In the 1970s and 1980s, music presentations at the St Lawrence Centre for the Arts included several annual series and a broad spectrum of chamber music performances, in addition to special series and events. Canadian Sound, a festival of music by Canadian composers and performers, was presented in 1976. The Orford String Quartet presented a Beethoven series during the 1982-3 season. In addition to its regular chamber series in 1984-5, CentreStage Music (the concert arm of CentreStage) presented its 17-day Bach 300 festival at the St Lawrence Centre and various venues throughout the city. Among others who used the Centre's facilities, COMUS Music Theatre presented the staged premiere of John Beckwith's The Shivaree in the Town Hall in April 1982, and the Canadian Opera Company Ensemble mounted Cosi fan tutte in the Bluma Appel Theatre in 1985.

CentreStage Music ceased its operations on 1 July 1987, and the St.

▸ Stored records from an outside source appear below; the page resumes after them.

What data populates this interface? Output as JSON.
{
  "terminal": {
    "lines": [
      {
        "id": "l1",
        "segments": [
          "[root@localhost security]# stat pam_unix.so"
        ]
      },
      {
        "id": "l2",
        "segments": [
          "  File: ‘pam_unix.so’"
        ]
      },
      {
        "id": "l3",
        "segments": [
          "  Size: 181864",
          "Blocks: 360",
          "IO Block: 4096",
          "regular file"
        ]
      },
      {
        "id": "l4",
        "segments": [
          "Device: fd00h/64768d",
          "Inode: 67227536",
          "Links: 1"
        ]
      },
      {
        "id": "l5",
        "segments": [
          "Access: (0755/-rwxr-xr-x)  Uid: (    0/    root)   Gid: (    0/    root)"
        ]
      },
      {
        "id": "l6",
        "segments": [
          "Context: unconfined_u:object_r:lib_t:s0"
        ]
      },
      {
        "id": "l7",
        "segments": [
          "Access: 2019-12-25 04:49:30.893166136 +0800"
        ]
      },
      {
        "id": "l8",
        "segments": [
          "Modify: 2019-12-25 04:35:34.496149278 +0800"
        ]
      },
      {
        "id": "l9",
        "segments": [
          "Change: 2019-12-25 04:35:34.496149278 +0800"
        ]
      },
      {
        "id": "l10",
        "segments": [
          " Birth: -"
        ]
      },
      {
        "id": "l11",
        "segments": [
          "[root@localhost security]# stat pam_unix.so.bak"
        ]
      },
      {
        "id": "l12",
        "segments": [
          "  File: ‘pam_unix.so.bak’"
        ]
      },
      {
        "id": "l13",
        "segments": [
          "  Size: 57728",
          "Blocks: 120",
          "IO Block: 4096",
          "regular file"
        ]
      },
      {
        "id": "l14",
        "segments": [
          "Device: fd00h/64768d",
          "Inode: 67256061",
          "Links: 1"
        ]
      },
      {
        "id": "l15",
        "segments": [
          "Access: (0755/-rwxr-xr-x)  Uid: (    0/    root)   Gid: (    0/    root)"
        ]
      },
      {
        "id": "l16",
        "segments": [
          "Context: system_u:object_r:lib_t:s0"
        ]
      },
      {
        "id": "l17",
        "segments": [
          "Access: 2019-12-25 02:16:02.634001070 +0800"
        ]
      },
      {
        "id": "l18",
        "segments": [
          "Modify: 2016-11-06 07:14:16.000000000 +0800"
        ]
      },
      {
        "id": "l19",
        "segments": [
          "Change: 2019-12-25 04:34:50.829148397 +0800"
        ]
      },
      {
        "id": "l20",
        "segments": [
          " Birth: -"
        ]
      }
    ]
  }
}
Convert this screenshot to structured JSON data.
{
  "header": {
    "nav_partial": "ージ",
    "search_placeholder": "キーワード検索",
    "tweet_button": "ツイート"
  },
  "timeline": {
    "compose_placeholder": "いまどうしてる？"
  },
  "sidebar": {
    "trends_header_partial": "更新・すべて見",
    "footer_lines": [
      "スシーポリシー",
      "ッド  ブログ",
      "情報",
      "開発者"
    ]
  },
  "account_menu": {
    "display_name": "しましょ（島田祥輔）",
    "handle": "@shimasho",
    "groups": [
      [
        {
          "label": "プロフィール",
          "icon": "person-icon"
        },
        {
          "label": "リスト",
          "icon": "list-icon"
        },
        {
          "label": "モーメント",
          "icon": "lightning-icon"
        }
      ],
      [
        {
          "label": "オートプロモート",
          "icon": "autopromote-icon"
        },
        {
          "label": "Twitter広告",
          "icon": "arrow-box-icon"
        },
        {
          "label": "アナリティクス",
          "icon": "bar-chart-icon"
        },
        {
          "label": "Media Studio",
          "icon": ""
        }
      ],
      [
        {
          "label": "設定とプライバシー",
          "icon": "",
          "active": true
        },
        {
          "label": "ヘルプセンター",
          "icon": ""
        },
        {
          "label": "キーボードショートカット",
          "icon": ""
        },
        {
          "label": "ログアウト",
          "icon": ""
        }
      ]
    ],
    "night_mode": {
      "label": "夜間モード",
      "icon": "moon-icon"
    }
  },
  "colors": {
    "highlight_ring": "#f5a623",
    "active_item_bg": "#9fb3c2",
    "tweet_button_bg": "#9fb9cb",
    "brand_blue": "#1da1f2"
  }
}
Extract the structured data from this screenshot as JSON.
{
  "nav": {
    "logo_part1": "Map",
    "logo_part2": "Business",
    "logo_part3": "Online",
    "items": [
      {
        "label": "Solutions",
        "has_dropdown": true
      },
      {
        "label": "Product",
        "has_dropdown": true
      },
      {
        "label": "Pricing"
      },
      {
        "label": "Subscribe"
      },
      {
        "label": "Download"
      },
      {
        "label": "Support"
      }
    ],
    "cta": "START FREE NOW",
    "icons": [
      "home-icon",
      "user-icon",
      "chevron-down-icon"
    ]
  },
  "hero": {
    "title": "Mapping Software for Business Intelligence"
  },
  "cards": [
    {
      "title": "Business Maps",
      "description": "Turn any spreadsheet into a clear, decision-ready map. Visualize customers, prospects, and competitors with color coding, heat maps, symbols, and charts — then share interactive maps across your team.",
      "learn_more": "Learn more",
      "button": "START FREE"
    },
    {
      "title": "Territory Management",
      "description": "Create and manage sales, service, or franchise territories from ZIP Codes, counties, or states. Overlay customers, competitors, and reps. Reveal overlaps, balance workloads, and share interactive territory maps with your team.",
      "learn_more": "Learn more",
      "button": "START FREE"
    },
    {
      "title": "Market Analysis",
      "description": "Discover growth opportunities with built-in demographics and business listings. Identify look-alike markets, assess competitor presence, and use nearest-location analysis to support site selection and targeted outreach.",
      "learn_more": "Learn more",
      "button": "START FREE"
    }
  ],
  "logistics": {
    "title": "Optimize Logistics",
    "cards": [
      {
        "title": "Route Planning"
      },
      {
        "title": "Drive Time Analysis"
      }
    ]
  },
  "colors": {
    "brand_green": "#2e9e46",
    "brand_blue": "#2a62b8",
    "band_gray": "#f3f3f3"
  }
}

Lawrence Centre became, for musical events, a rental house. The Centre has since hosted a wide variety of performers, including the Gryphon Trio; the St Lawrence and Tokyo string quartets; Marc-André Hamelin; Jon Kimura Parker; the Chamber Players of Toronto; MegaCity Chorus; Nexus; the ORIANA Women's Choir; Youth and Music Canada; and the Elmer Iseler Singers, who premiered Pimooteewin: The Journey (Melissa Hui, composer; Tomson Highway, librettist) at the Centre in February 2008. Festivals held at the Centre have included the New Wave Composers Festival and the Luminato arts festival.